What you need to know:
- Just last year, Chase Bank got the greenlight to raise a Sh10 billion bond, out of which Sh4.8 billion was raised.
- Imperial Bank too was approved to raise a Sh2 billion bond last August, only for it to collapse two months after.
- Experts say the extent of rot in the banking industry is huge and that the worst may be yet to come as CBK continues to tighten regulations.
Despite the government’s assurance that the health of the banking industry is intact, questions remain about the extent of manipulation of financial statements in the entire sector and why regulators are failing to smell trouble in time, often acting when it is too late.
The Central Bank of Kenya (CBK), the industry regulator, and the Capital Markets Authority (CMA) which oversees capital markets, both failed to spot trouble at Chase Bank despite evident signs of weak corporate governance.
Just last year, Chase Bank got the greenlight to raise a Sh10 billion bond, out of which Sh4.8 billion was raised.
Imperial Bank too was approved to raise a Sh2 billion bond last August, only for it to collapse two months after.
Bond issuers ordinarily go through a rigorous approval process before being allowed to take cash from the investing public.
In both banks, the rot came to light after differences between the management spilled to the public, prompting CBK to place them under receivership.
In June last year, an investigation by the Sunday Nation revealed systematic plunder and misuse of resources by the management of National Bank.
But no action was taken until two weeks ago when the bank reported a Sh1.2 billion loss.
POOR CORPORATE GOVERNANCE
Analysts are now raising questions on the credibility of the country’s corporate governance structures.

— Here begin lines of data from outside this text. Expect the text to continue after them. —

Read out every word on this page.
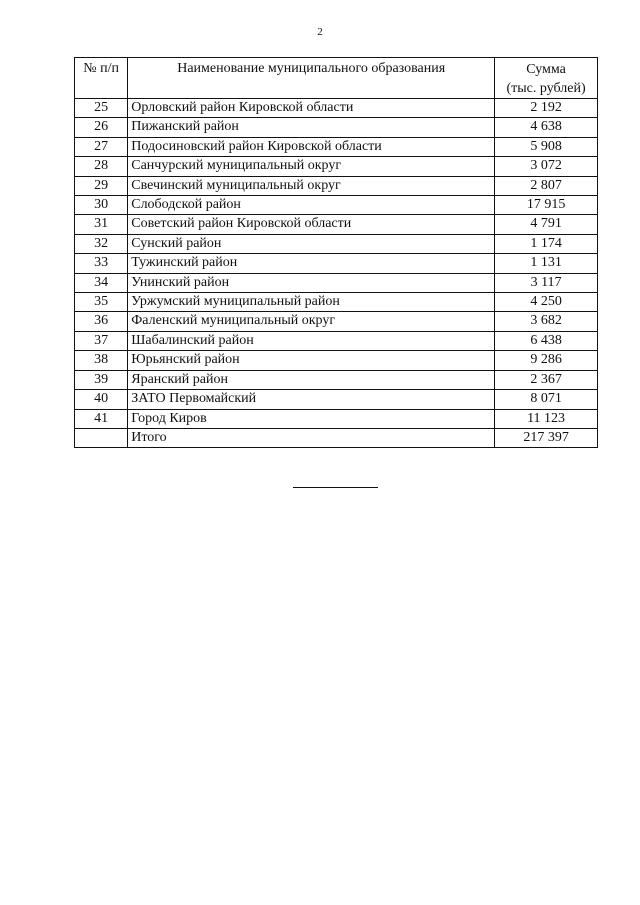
2
№ п/п	Наименование муниципального образования	Сумма
(тыс. рублей)

25	Орловский район Кировской области	2 192
26	Пижанский район	4 638
27	Подосиновский район Кировской области	5 908
28	Санчурский муниципальный округ	3 072
29	Свечинский муниципальный округ	2 807
30	Слободской район	17 915
31	Советский район Кировской области	4 791
32	Сунский район	1 174
33	Тужинский район	1 131
34	Унинский район	3 117
35	Уржумский муниципальный район	4 250
36	Фаленский муниципальный округ	3 682
37	Шабалинский район	6 438
38	Юрьянский район	9 286
39	Яранский район	2 367
40	ЗАТО Первомайский	8 071
41	Город Киров	11 123
	Итого	217 397
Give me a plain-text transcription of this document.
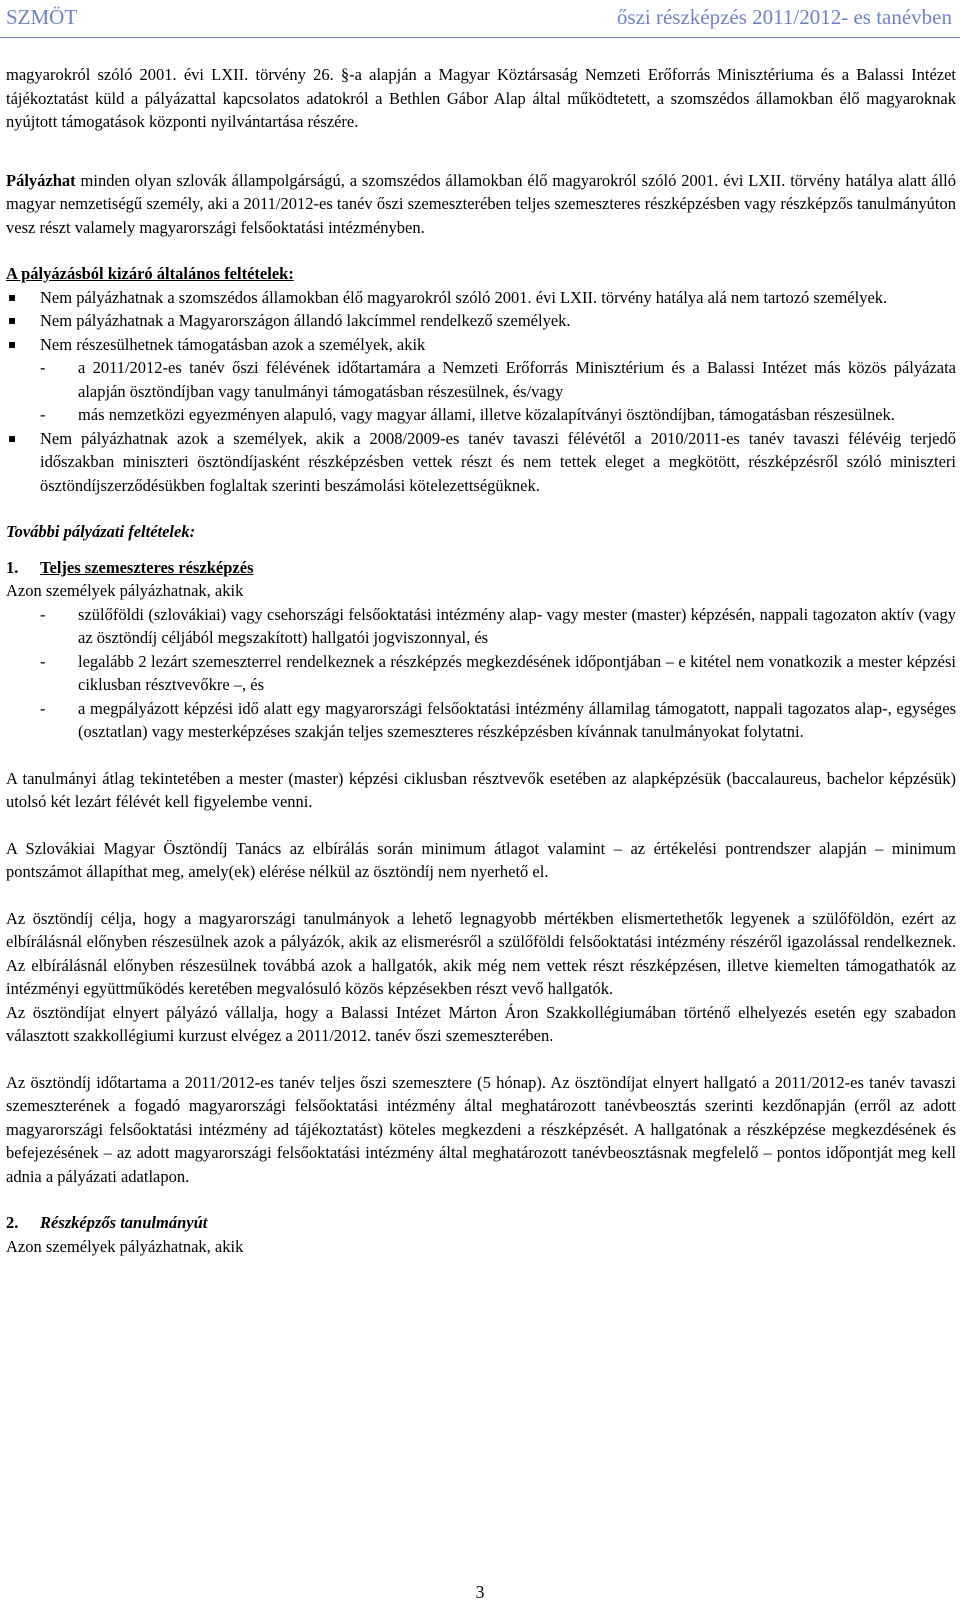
SZMÖT	őszi részképzés 2011/2012- es tanévben

magyarokról szóló 2001. évi LXII. törvény 26. §-a alapján a Magyar Köztársaság Nemzeti Erőforrás Minisztériuma és a Balassi Intézet tájékoztatást küld a pályázattal kapcsolatos adatokról a Bethlen Gábor Alap által működtetett, a szomszédos államokban élő magyaroknak nyújtott támogatások központi nyilvántartása részére.

Pályázhat minden olyan szlovák állampolgárságú, a szomszédos államokban élő magyarokról szóló 2001. évi LXII. törvény hatálya alatt álló magyar nemzetiségű személy, aki a 2011/2012-es tanév őszi szemeszterében teljes szemeszteres részképzésben vagy részképzős tanulmányúton vesz részt valamely magyarországi felsőoktatási intézményben.

A pályázásból kizáró általános feltételek:

▪ Nem pályázhatnak a szomszédos államokban élő magyarokról szóló 2001. évi LXII. törvény hatálya alá nem tartozó személyek.
▪ Nem pályázhatnak a Magyarországon állandó lakcímmel rendelkező személyek.
▪ Nem részesülhetnek támogatásban azok a személyek, akik
- a 2011/2012-es tanév őszi félévének időtartamára a Nemzeti Erőforrás Minisztérium és a Balassi Intézet más közös pályázata alapján ösztöndíjban vagy tanulmányi támogatásban részesülnek, és/vagy
- más nemzetközi egyezményen alapuló, vagy magyar állami, illetve közalapítványi ösztöndíjban, támogatásban részesülnek.
▪ Nem pályázhatnak azok a személyek, akik a 2008/2009-es tanév tavaszi félévétől a 2010/2011-es tanév tavaszi félévéig terjedő időszakban miniszteri ösztöndíjasként részképzésben vettek részt és nem tettek eleget a megkötött, részképzésről szóló miniszteri ösztöndíjszerződésükben foglaltak szerinti beszámolási kötelezettségüknek.

További pályázati feltételek:

1. Teljes szemeszteres részképzés

Azon személyek pályázhatnak, akik

- szülőföldi (szlovákiai) vagy csehországi felsőoktatási intézmény alap- vagy mester (master) képzésén, nappali tagozaton aktív (vagy az ösztöndíj céljából megszakított) hallgatói jogviszonnyal, és
- legalább 2 lezárt szemeszterrel rendelkeznek a részképzés megkezdésének időpontjában – e kitétel nem vonatkozik a mester képzési ciklusban résztvevőkre –, és
- a megpályázott képzési idő alatt egy magyarországi felsőoktatási intézmény államilag támogatott, nappali tagozatos alap-, egységes (osztatlan) vagy mesterképzéses szakján teljes szemeszteres részképzésben kívánnak tanulmányokat folytatni.

A tanulmányi átlag tekintetében a mester (master) képzési ciklusban résztvevők esetében az alapképzésük (baccalaureus, bachelor képzésük) utolsó két lezárt félévét kell figyelembe venni.

A Szlovákiai Magyar Ösztöndíj Tanács az elbírálás során minimum átlagot valamint – az értékelési pontrendszer alapján – minimum pontszámot állapíthat meg, amely(ek) elérése nélkül az ösztöndíj nem nyerhető el.

Az ösztöndíj célja, hogy a magyarországi tanulmányok a lehető legnagyobb mértékben elismertethetők legyenek a szülőföldön, ezért az elbírálásnál előnyben részesülnek azok a pályázók, akik az elismerésről a szülőföldi felsőoktatási intézmény részéről igazolással rendelkeznek. Az elbírálásnál előnyben részesülnek továbbá azok a hallgatók, akik még nem vettek részt részképzésen, illetve kiemelten támogathatók az intézményi együttműködés keretében megvalósuló közös képzésekben részt vevő hallgatók.

Az ösztöndíjat elnyert pályázó vállalja, hogy a Balassi Intézet Márton Áron Szakkollégiumában történő elhelyezés esetén egy szabadon választott szakkollégiumi kurzust elvégez a 2011/2012. tanév őszi szemeszterében.

Az ösztöndíj időtartama a 2011/2012-es tanév teljes őszi szemesztere (5 hónap). Az ösztöndíjat elnyert hallgató a 2011/2012-es tanév tavaszi szemeszterének a fogadó magyarországi felsőoktatási intézmény által meghatározott tanévbeosztás szerinti kezdőnapján (erről az adott magyarországi felsőoktatási intézmény ad tájékoztatást) köteles megkezdeni a részképzését. A hallgatónak a részképzése megkezdésének és befejezésének – az adott magyarországi felsőoktatási intézmény által meghatározott tanévbeosztásnak megfelelő – pontos időpontját meg kell adnia a pályázati adatlapon.

2. Részképzős tanulmányút

Azon személyek pályázhatnak, akik

3
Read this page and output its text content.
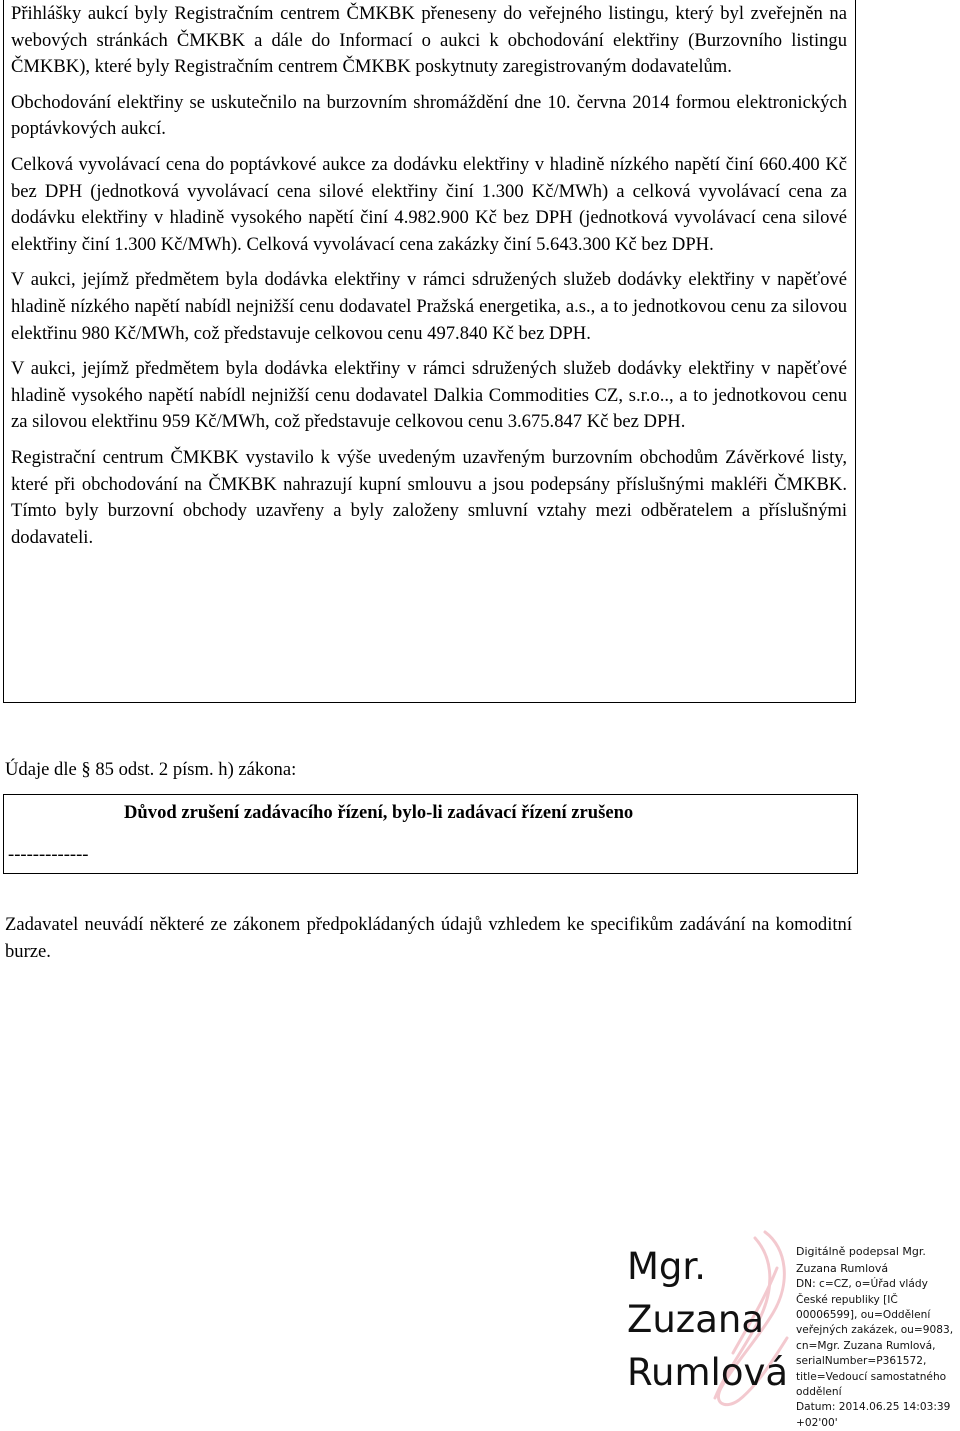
Přihlášky aukcí byly Registračním centrem ČMKBK přeneseny do veřejného listingu, který byl zveřejněn na webových stránkách ČMKBK a dále do Informací o aukci k obchodování elektřiny (Burzovního listingu ČMKBK), které byly Registračním centrem ČMKBK poskytnuty zaregistrovaným dodavatelům.

Obchodování elektřiny se uskutečnilo na burzovním shromáždění dne 10. června 2014 formou elektronických poptávkových aukcí.

Celková vyvolávací cena do poptávkové aukce za dodávku elektřiny v hladině nízkého napětí činí 660.400 Kč bez DPH (jednotková vyvolávací cena silové elektřiny činí 1.300 Kč/MWh) a celková vyvolávací cena za dodávku elektřiny v hladině vysokého napětí činí 4.982.900 Kč bez DPH (jednotková vyvolávací cena silové elektřiny činí 1.300 Kč/MWh). Celková vyvolávací cena zakázky činí 5.643.300 Kč bez DPH.

V aukci, jejímž předmětem byla dodávka elektřiny v rámci sdružených služeb dodávky elektřiny v napěťové hladině nízkého napětí nabídl nejnižší cenu dodavatel Pražská energetika, a.s., a to jednotkovou cenu za silovou elektřinu 980 Kč/MWh, což představuje celkovou cenu 497.840 Kč bez DPH.

V aukci, jejímž předmětem byla dodávka elektřiny v rámci sdružených služeb dodávky elektřiny v napěťové hladině vysokého napětí nabídl nejnižší cenu dodavatel Dalkia Commodities CZ, s.r.o.., a to jednotkovou cenu za silovou elektřinu 959 Kč/MWh, což představuje celkovou cenu 3.675.847 Kč bez DPH.

Registrační centrum ČMKBK vystavilo k výše uvedeným uzavřeným burzovním obchodům Závěrkové listy, které při obchodování na ČMKBK nahrazují kupní smlouvu a jsou podepsány příslušnými makléři ČMKBK. Tímto byly burzovní obchody uzavřeny a byly založeny smluvní vztahy mezi odběratelem a příslušnými dodavateli.

Údaje dle § 85 odst. 2 písm. h) zákona:

Důvod zrušení zadávacího řízení, bylo-li zadávací řízení zrušeno

-------------

Zadavatel neuvádí některé ze zákonem předpokládaných údajů vzhledem ke specifikům zadávání na komoditní burze.

Mgr.
Zuzana
Rumlová

Digitálně podepsal Mgr. Zuzana Rumlová
DN: c=CZ, o=Úřad vlády České republiky [IČ 00006599], ou=Oddělení veřejných zakázek, ou=9083, cn=Mgr. Zuzana Rumlová, serialNumber=P361572, title=Vedoucí samostatného oddělení
Datum: 2014.06.25 14:03:39 +02'00'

They say the widespread existence of collusion between regulators, auditing firms and corporate clients is putting at risk investors’ money and the entire economy.
“If it is your small business, that can be excused, but these are public institutions where people put their money,” public finance analyst Robert Shaw said.
“For the development of a country, we need to encourage people to invest and save. But when people see these things happening, they ask themselves if it is necessary,” he said.
A meeting between the government, CBK and bank CEOs took place on Friday morning.
Sources say Treasury tried to mend relations between the regulator and the lenders, who wanted it to go slow on them.
In what is seen as an attempt to calm fears, CBK and Treasury later blamed the social media for the capital flight at Chase Bank, which caused it to crash.
CBK also insisted that the case, just like that of Dubai Bank and Imperial Bank, is isolated.
“No single bank in the world can sustain the pressure from depositors that Chase Bank witnessed this week,” said CBK Governor Patrick Njoroge.
“The situation is unique and is not affecting all banks. CBK has looked at all the banks and is continuously addressing issues that arise. I can assure you that all the banks are sound,” he said.
But experts say the extent of rot in the banking industry is huge and that the worst may be yet to come as CBK continues to tighten regulations.
“Regime change at the Central Bank and a more “rules-based’’ regulatory framework has shone the torch on the tier-three banking segment. A loan of Sh7.5b to an insider confirms that there was a more permissive environment at CBK,” Rich Management CEO Aly Khan Satchu said.
Dr Njoroge said he was merely doing his job. “If you give money to a bank and they start using it for their own use, they will be held accountable. For every institution in the industry, let it be known that if there are mistakes they will be dealt with,” he said.
But Mr Satchu said book cooking could be widespread not only in the banking industry but in the entire corporate sector.
“What we are witnessing now is a flight to quality across the economy. Reputation and good corporate governance are going to be put at a premium and the stock markets are proving this with the share prices of affected companies crashing,” he said.
End year financial results are critical in determining the amount of money a listed company will pay as tax. It also shows the soundness of the company, which is crucial in determining investor and employee confidence. There have been several incidents where listed firms were for long thought to be financially stable only to come tumbling down due to financial manipulation.
CMC Holdings, Mumias Sugar, Kenya Airways, Uchumi, and Haco Tiger brands are among the listed companies that have recently been involved in alleged financial scandals where book cooking was unearthed.
The Nairobi Securities Exchange (NSE) has for the past one year been on a bear run due to mass withdrawal of capital. At least 18 companies issued profit warnings before releasing their end year financial results.